A 7.4-kb EcoRI fragment of genomic DNA of Xylella fastidiosa strain PCE-RR (ATCC 35879) was used as a probe and was conserved in 18 strains of Xylella. The nucleotide sequence of a 1.0-kb internal EcoRV portion of the fragment was determined, and oligonucleotides were selected for primers that amplified genomic DNA specific to X. fastidiosa in 33 strains tested by the polymerase chain reaction (PCR). Plant extracts for PCR and enzyme-linked immunosorbent assay (ELISA) were obtained by maceration of grape petioles and by vacuum extraction of citrus stems. Known cell numbers of X. fastidiosa were added to the plant extracts contained in a succinate-citrate-phosphate buffer prior to assay. Amplification of DNA by PCR was inhibited in the presence of plant extracts unless sodium ascorbate and acid-washed polyvinylpyrrolidone were added to the extraction buffer.
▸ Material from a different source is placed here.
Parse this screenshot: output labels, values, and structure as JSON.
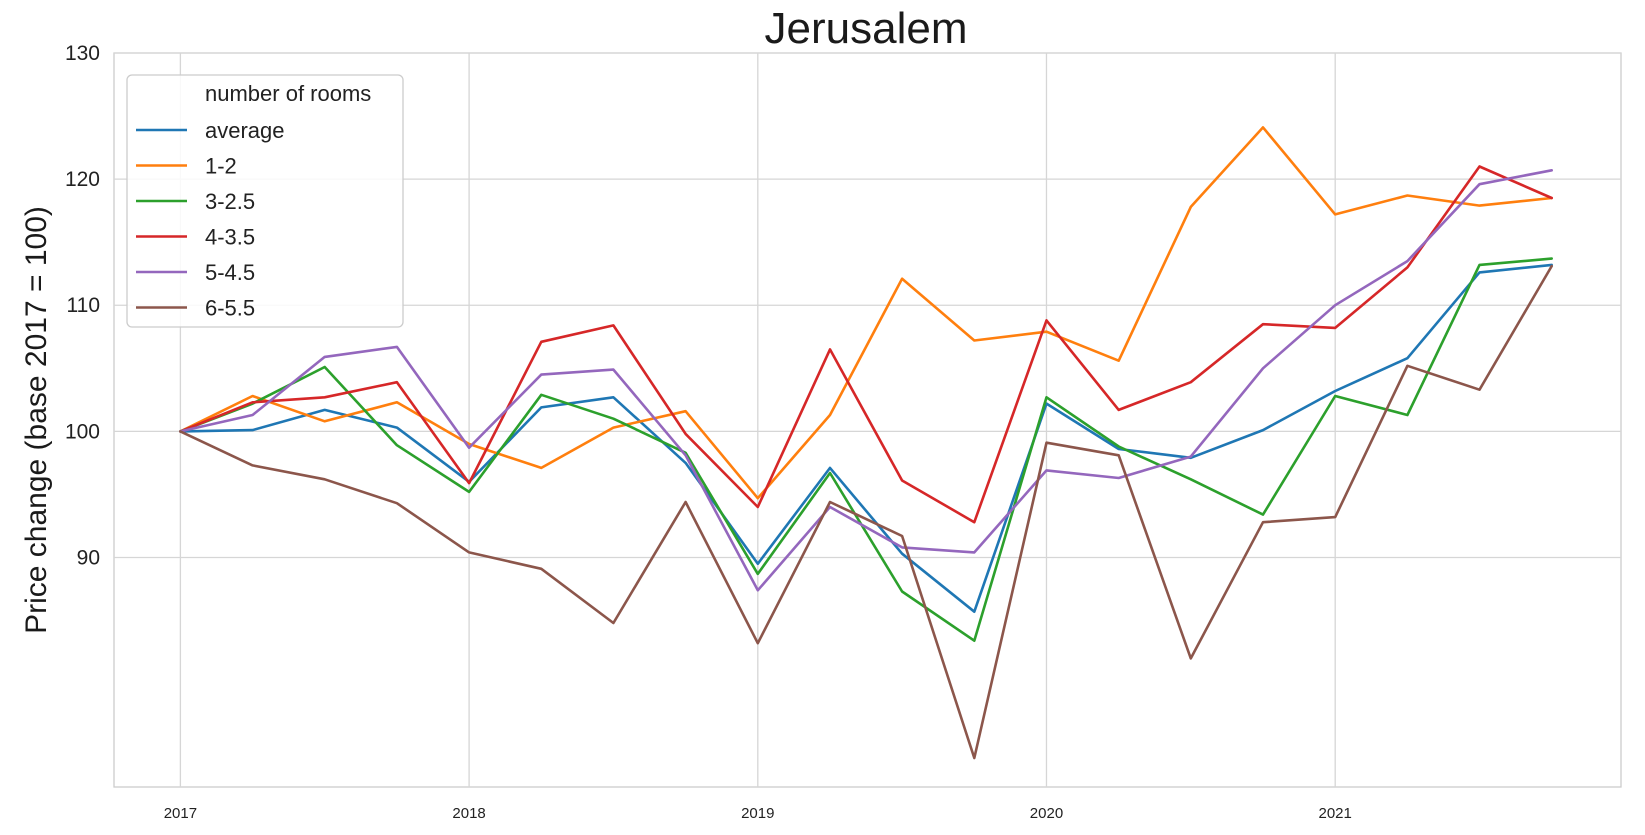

Detection of Xylella by PCR was 100-fold more sensitive than by ELISA; the limits of detection were 1 × 102 cfu/ml for PCR and 2 × 104 cfu/ml for ELISA. Restriction endonuclease digestion of PCR amplification products with RsaI differentiated two pathotypes of X. fastidiosa.

Additional keywords: citrus variegated chlorosis, Pierce’s disease of grapevine, plum leaf scald.